Oh, that’s a good point.  If an lo_inode has no O_PATH fd but is only addressed by handle, we must always look it up by handle.

Also, just wanted to throw in this remark:

Now that I read the code again, lo_do_find() already has a condition to prevent this.  It’s this:

if (p && fhandle != NULL && p->fhandle != NULL) {
    p = NULL;
}

There’s just one thing wrong with it, and that is the `fhandle != NULL` part.  It has no place there.  But this piece of code does exactly what we’d need it do if it were just:

if (p && p->fhandle != NULL) {
    p = NULL;
}

[...]

However, you made a good point in that we must require name_to_handle_at() to work if it worked before for some inode, not because it would be simpler, but because it would be wrong otherwise.

As for the other way around...  Well, now I don’t have a strong opinion on it.  Handling temporary name_to_handle_at() failure after it worked the first time should not add extra complexity, but it wouldn’t be symmetric.  Like, allowing temporary failure sometimes but not at other times.

(I think I mistyped here, it should be “Handling name_to_handle_at() randomly working after it failed the first time”.)

The next question is, how do we detect temporary failure, because if we look up some new inode, name_to_handle_at() fails, we ignore it, and then it starts to work and we fail all further lookups, that’s not good.  We should have the first lookup fail.  I suppose ENOTSUPP means “OK to ignore”, and for everything else we should let lookup fail?  (And that pretty much answers my "what if name_to_handle_at() works the first time, but then fails" question.  If we let anything but ENOTSUPP let the lookup fail, then we should do so every time.)

I don’t think this will work as cleanly as I’d hoped.

The problem I’m facing is that get_file_handle() doesn’t only call name_to_handle_at(), but also contains a lot of code managing mount_fds.  There are a lot of places that can fail, too, and I think we should have them fall back to using an O_PATH FD:

Say mount_fds doesn’t contain an FD for the new handle’s mount ID yet, so we want to add one.  However, it turns out that the file is not a regular file or directory, so we cannot open it as a regular FD and add it to mount_fds; or that it is a regular file, but without permission to open it O_RDONLY.  So we cannot return a file handle, because it will not be usable until a mount FD is added.

I think in such a case we should fall back to an O_PATH FD, because this is not some unexpected error, but just an unfortunate (but reproducible and valid) circumstance where using `-o inode_file_handles` fails to do something that works without it.

Now, however, this means that the next time we try to generate a handle for this file (to look it up), it will absolutely work if some other FD was added to mount_fds for this mount ID in the meantime.


We could get around this by not trying to open the file for which we are to generate a handle to add its FD to mount_fds, but instead doing what the open_by_handle_at() man page suggests:

The mount_id argument returns an identifier for the filesystem mount that corresponds to pathname.
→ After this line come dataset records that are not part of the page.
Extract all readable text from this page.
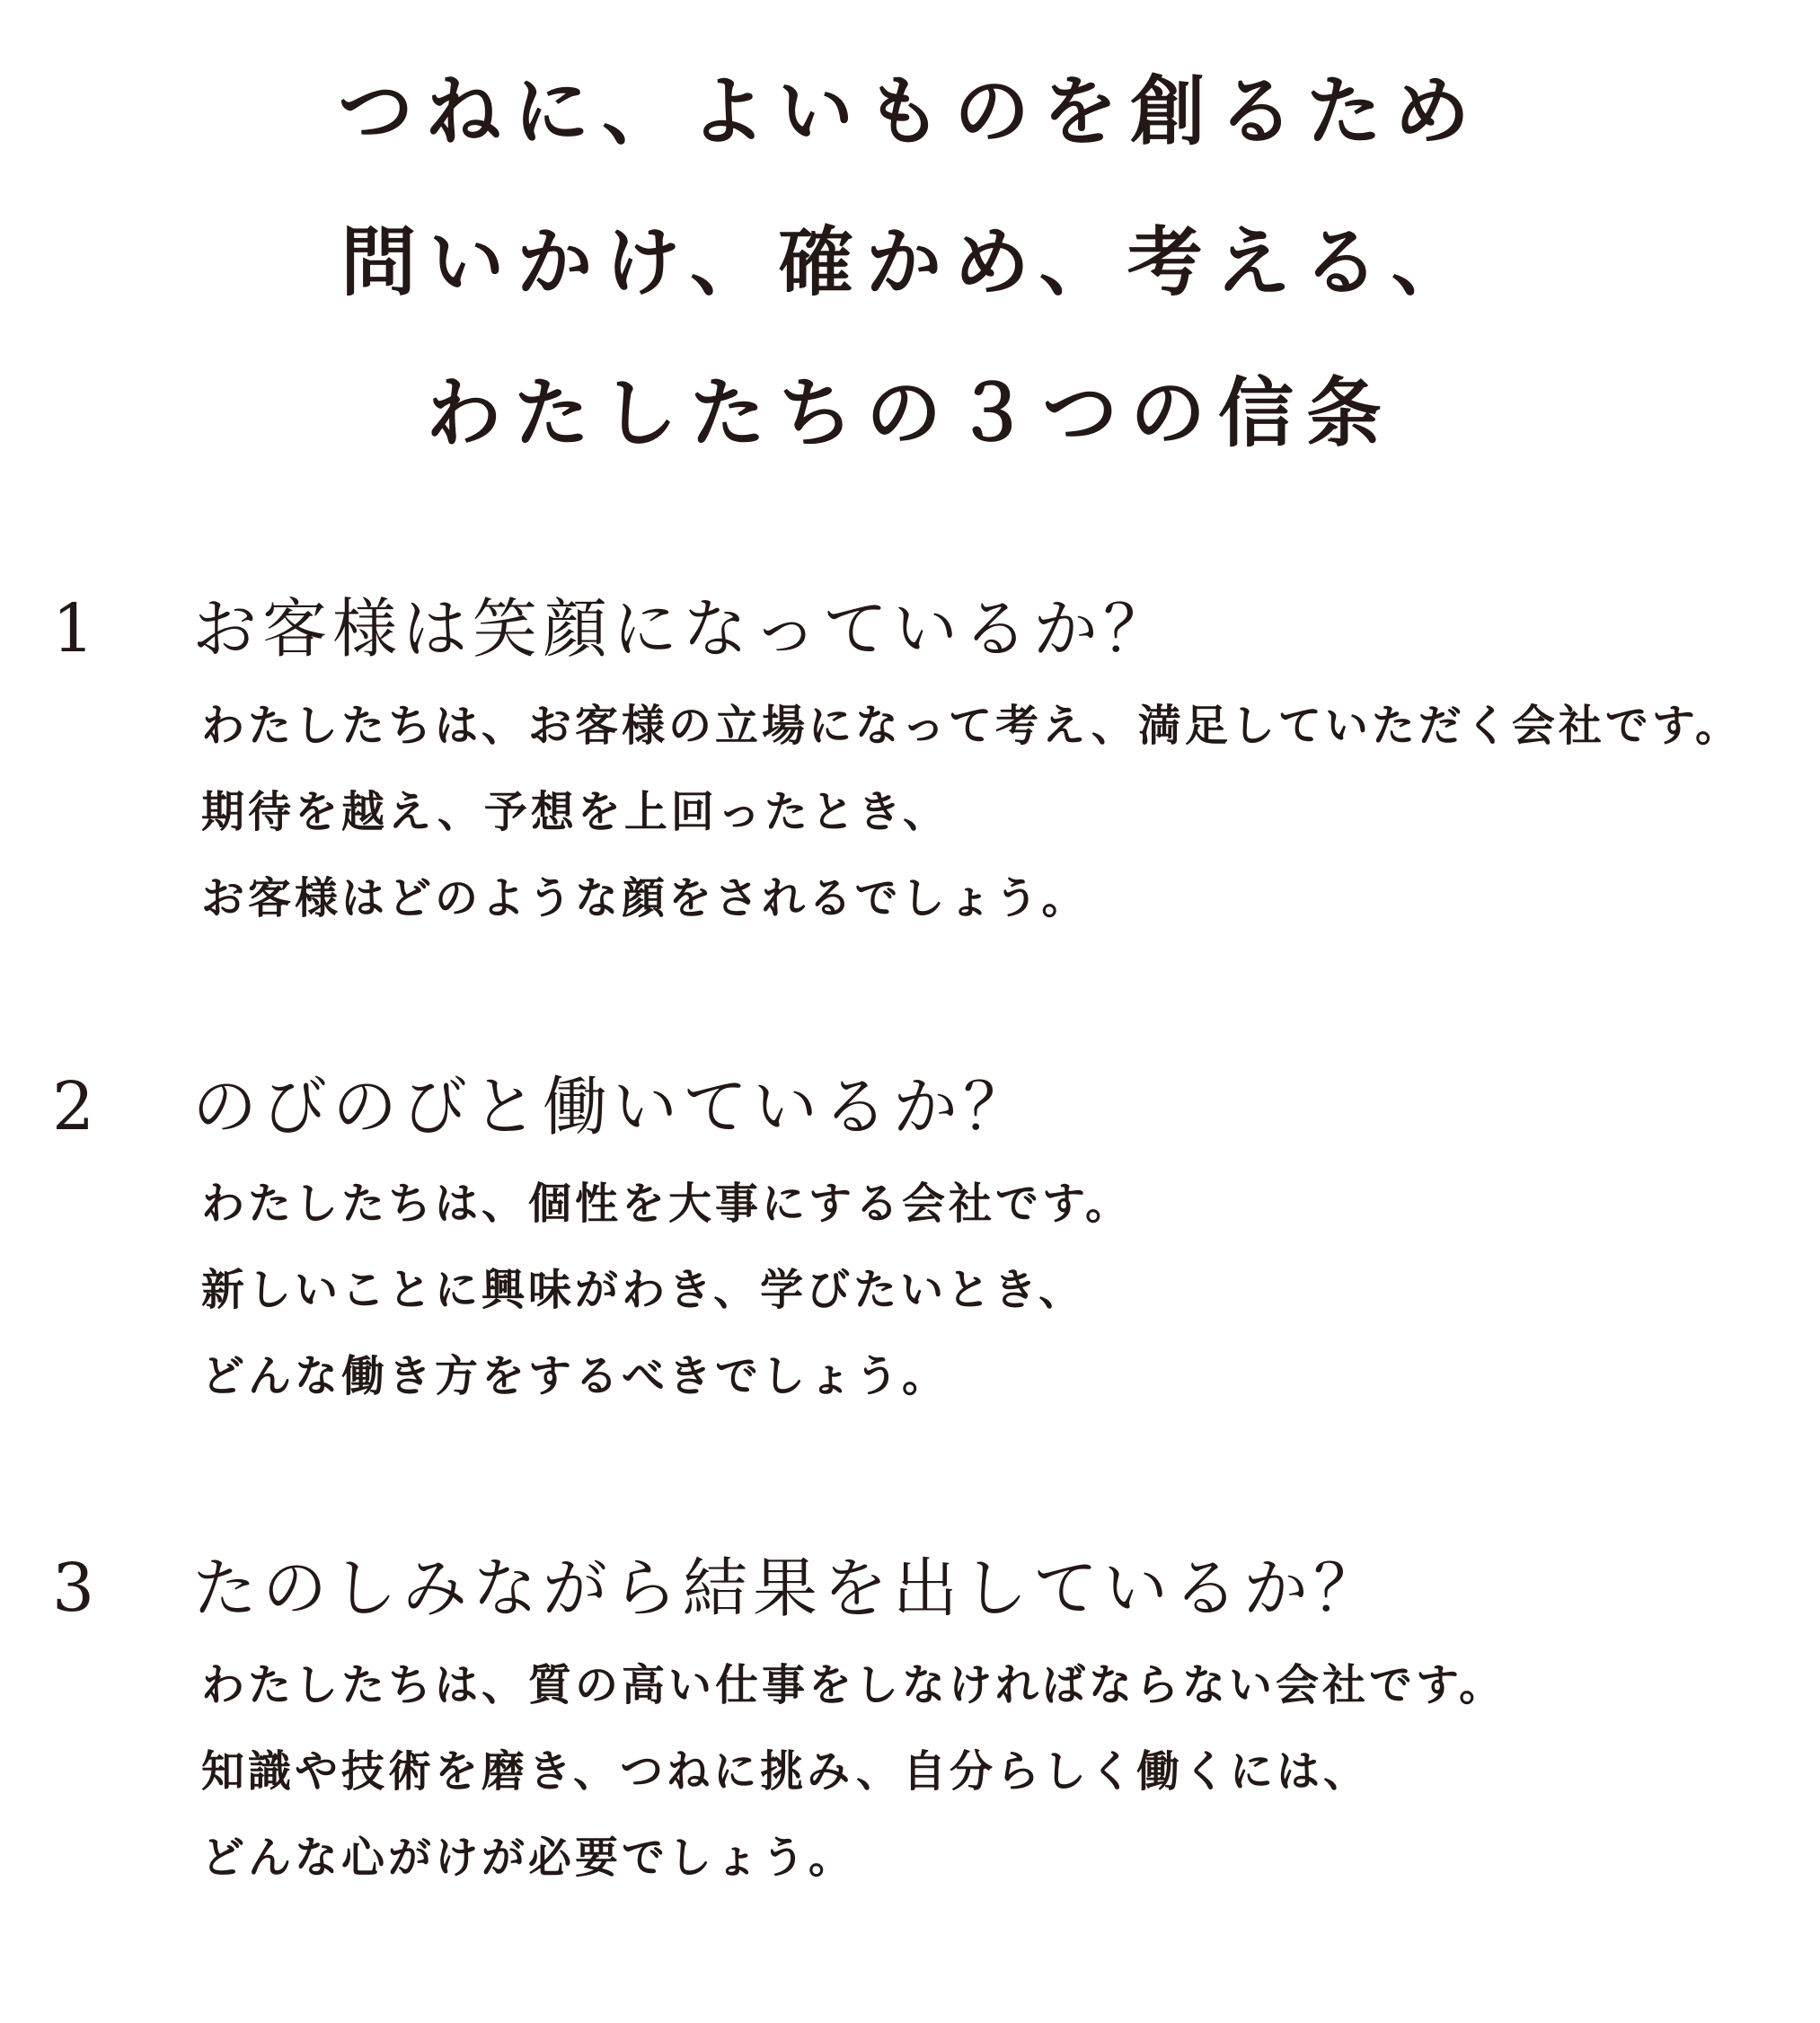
つねに、よいものを創るため
問いかけ、確かめ、考える、
わたしたちの３つの信条
1 お客様は笑顔になっているか？
わたしたちは、お客様の立場になって考え、満足していただく会社です。
期待を越え、予想を上回ったとき、
お客様はどのような顔をされるでしょう。
2 のびのびと働いているか？
わたしたちは、個性を大事にする会社です。
新しいことに興味がわき、学びたいとき、
どんな働き方をするべきでしょう。
3 たのしみながら結果を出しているか？
わたしたちは、質の高い仕事をしなければならない会社です。
知識や技術を磨き、つねに挑み、自分らしく働くには、
どんな心がけが必要でしょう。
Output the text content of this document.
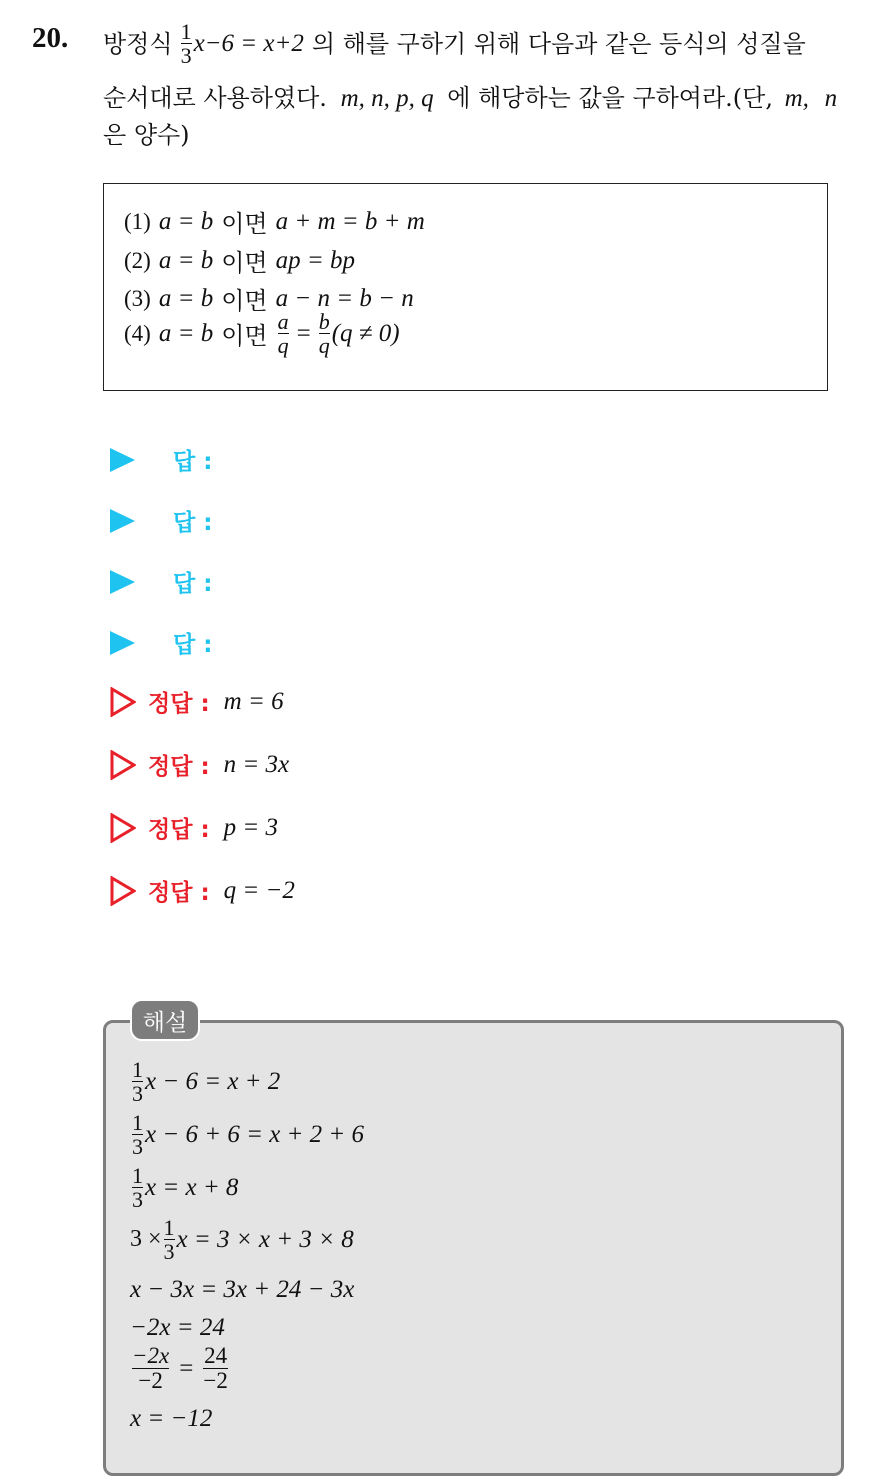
20. 방정식 $\frac{1}{3} x-6 = x+2$ 의 해를 구하기 위해 다음과 같은 등식의 성질을
순서대로 사용하였다. m, n, p, q 에 해당하는 값을 구하여라.(단, m, n
은 양수)
(1) a = b 이면 a + m = b + m
(2) a = b 이면 ap = bp
(3) a = b 이면 a − n = b − n
(4) a = b 이면 $\frac{a}{q} = \frac{b}{q} (q \ne 0)$
답 :
답 :
답 :
답 :
정답 : m = 6
정답 : n = 3x
정답 : p = 3
정답 : q = −2
해설
$\frac{1}{3}$ x − 6 = x + 2
$\frac{1}{3}$ x − 6 + 6 = x + 2 + 6
$\frac{1}{3}$ x = x + 8
$3 \times \frac{1}{3}$ x = 3 × x + 3 × 8
x − 3x = 3x + 24 − 3x
−2x = 24
$\frac{-2x}{-2} = \frac{24}{-2}$
x = −12
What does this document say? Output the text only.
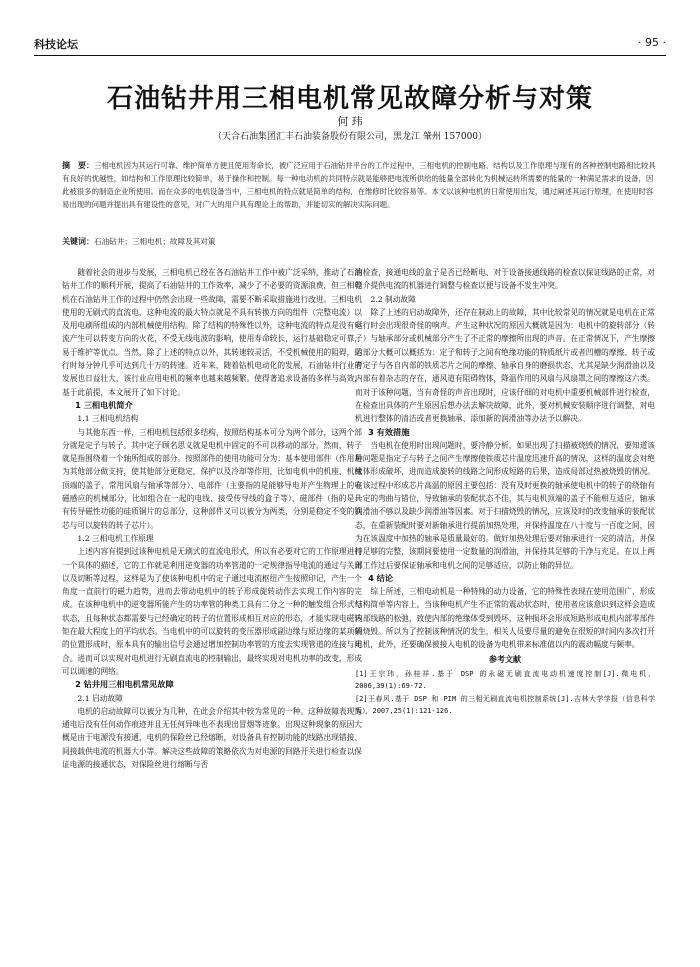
科技论坛	· 95 ·
石油钻井用三相电机常见故障分析与对策
何 玮
（天合石油集团汇丰石油装备股份有限公司，黑龙江 肇州 157000）
摘　要：三相电机因为其运行可靠、维护简单方便且使用寿命长，被广泛应用于石油钻井平台的工作过程中，三相电机的控制电路、结构以及工作原理与现有的各种控制电路相比较具有良好的优越性，如结构和工作原理比较简单，易于操作和控制。每一种电动机的共同特点就是能够把电流所供给的能量全部转化为机械运转所需要的能量的一种满足需求的设备，因此被很多的制造企业所使用。而在众多的电机设备当中，三相电机的特点就是简单的结构，在维修时比较容易等。本文以该种电机的日常使用出发，通过阐述其运行原理，在使用时容易出现的问题并提出具有建设性的意见，对广大的用户具有理论上的帮助，并能切实的解决实际问题。
关键词：石油钻井；三相电机；故障及其对策
随着社会的进步与发展，三相电机已经在各石油钻井工作中被广泛采纳，推动了石油钻井工作的顺利开展，提高了石油钻井的工作效率，减少了不必要的资源浪费，但三相电机在石油钻井工作的过程中仍然会出现一些故障，需要不断采取措施进行改进。三相电机使用的无刷式的直流电，这种电流的最大特点就是不具有转换方向的组件（完整电流）以及用电刷所组成的内部机械使用结构。除了结构的特殊性以外，这种电流的特点是没有电流产生可以转变方向的火花，不受无线电波的影响，使用寿命较长，运行基础稳定可靠，易于维护等优点。当然，除了上述的特点以外，其转速较灵活，不受机械使用的阻碍，运行时每分钟几乎可达到几十万的转速。近年来，随着钻机电动化的发展，石油钻井行业的发展也日益壮大，该行业应用电机的频率也越来越频繁。使得著追求设备的多样与高效，基于此前提，本文展开了如下讨论。
1 三相电机简介
1.1 三相电机结构
与其他东西一样，三相电机包括很多结构，按照结构基本可分为两个部分，这两个部分就是定子与转子。其中定子顾名思义就是电机中固定的不可以移动的部分，然而，转子就是指围绕着一个轴所组成的部分。按照部件的使用功能可分为：基本使用部件（作用是为其他部分做支持，使其他部分更稳定，保护以及冷却等作用，比如电机中的机座、机械顶端的盖子、常用风扇与轴承等部分）、电部件（主要指的是能够导电并产生物理上的电磁感应的机械部分，比如组合在一起的电线、接受传导线的盒子等）、磁部件（指的是具有传导磁性功能的硅质铜片的总部分，这种部件又可以被分为两类，分别是稳定不变的铁芯与可以旋转的转子芯片）。
1.2 三相电机工作原理
上述内容有提到过该种电机是无刷式的直流电形式，所以有必要对它的工作原理进行一个具体的描述，它的工作就是利用逆变器的功率管道的一定规律指导电流的通过与关闭以及切断等过程，这样是为了使该种电机中的定子通过电流枢纽产生按照印记，产生一个角度一直前行的磁力趋势，进而去带动电机中的转子形成旋转动作去实现工作内容的完成。在该种电机中的逆变器所能产生的功率管的种类工具有二分之一种的触发组合形式与状态，且每种状态都需要与已经确定的转子的位置形成相互对应的形态，才能实现电磁转矩在最大程度上的平均状态。当电机中的可以旋转的变压器形成副边缘与原边缘的某项频的位置形成时，原本具有的输出信号会通过增加控制功率管的方度去实现管道的连接与闭合。进而可以实现对电机进行无刷直流电的控制输出，最终实现对电机功率的改变，形成可以调速的网络。
2 钻井用三相电机常见故障
2.1 启动故障
电机的启动故障可以被分为几种，在此会介绍其中较为常见的一种。这种故障表现为通电后没有任何动作痕迹并且无任何异味也不表现出冒烟等迹象。出现这种现象的原因大概是由于电源没有接通，电机的保险丝已经熔断，对设备具有控制功能的线路出现错接、间接载供电流的机器大小等。解决这些故障的策略依次为对电源的回路开关进行检查以保证电源的接通状态，对保险丝进行熔断与否
的检查，接通电线的盒子是否已经断电、对于设备接通线路的检查以保证线路的正常，对简介提供电流的机器进行调整与检查以便与设备不发生冲突。
2.2 制动故障
除了上述的启动故障外，还存在制动上的故障，其中比较常见的情况就是电机在正常运行时会出现很奇怪的响声。产生这种状况的原因大概就是因为：电机中的旋转部分（转子）与轴承部分或机械部分产生了不正常的摩擦所出现的声音。在正常情况下，产生摩擦的部分大概可以概括为：定子和转子之间有绝缘功能的特质纸片或者凹槽的摩擦、转子或者定子与各自内部的铁质芯片之间的摩擦、轴承自身的磨损状态、尤其是缺少润滑油以及内部有着杂志的存在，通风道有阻碍物体，降温作用的风扇与风扇罩之间的摩擦这六类。而对于该种问题，当有奇怪的声音出现时，应该仔细的对电机中重要机械部件进行检查，在检查出具体的产生原因后想办法去解决故障，此外，要对机械安装顺序进行调整，对电机进行整体的清洁或者更换轴承、添加新的润滑油等办法予以解决。
3 有效措施
当电机在使用时出现问题时，要冷静分析，如果出现了扫描被烧毁的情况，要知道该种问题是指定子与转子之间产生摩擦使铁质芯片温度迅速升高的情况，这样的温度会对绝缘体形成破坏，进而造成旋转的线路之间形成短路的后果，造成局部过热被烧毁的情况。在该过程中形成芯片高温的原因主要包括：没有及时更换的轴承使电机中的转子的绕轴有一定的弯曲与错位，导致轴承的装配状态不佳，其与电机顶端的盖子不能相互适应，轴承润滑油不够以及缺少润滑油等因素。对于扫描烧毁的情况，应该及时的改变轴承的装配状态，在重新装配时要对新轴承进行提前加热处理，并保持温度在八十度与一百度之间，因为在该温度中加热的轴承是质量最好的。做好加热处理后要对轴承进行一定的清洁，并保持足够的完整，该期间要使用一定数量的润滑油，并保持其足够的干净与充足。在以上两部工作过后要保证轴承和电机之间的足够适应，以防止轴的异位。
4 结论
综上所述，三相电动机是一种特殊的动力设备，它的特殊性表现在使用范围广、形成结构简单等内容上。当该种电机产生不正常的震动状态时，使用者应该意识到这样会造成内部线路的松弛，致使内部的绝缘体受到毁坏，这种损坏会形成短路形成电机内部零部件的烧毁。所以为了控制该种情况的发生，相关人员要尽量的避免在很短的时间内多次打开电机，此外，还要确保被接入电机的设备为电机带来标准值以内的震动幅度与频率。
参考文献
[1]王宗玮，孙桂祥.基于 DSP 的永磁无刷直流电动机速度控制[J].微电机，2006,39(1):69-72.
[2]王春风.基于 DSP 和 PIM 的三相无刷直流电机控制系统[J].吉林大学学报（信息科学版），2007,25(1):121-126.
This corresponds to the first field in one of the records in /proc/self/mountinfo. Opening the pathname in the fifth field of that record yields a file descriptor for the mount point; that file descriptor can be used in a subsequent call to open_by_handle_at().

However, I’d rather avoid parsing mountinfo.  And as far as I understand, the only problem here is that we’ll have to cope with the fact that sometimes on lookups, we can generate a file handle, but the lo_inode we want to find has no file handle attached to it (because get_file_handle() failed the first time), and so we won’t find it by that handle but have to look it up by its inode ID. (Which is safe, because that lo_inode must have an O_PATH FD attached to it, so the inode ID cannot be reused.)  And that’s something that this series already does, so I tend to favor that over parsing mountinfo.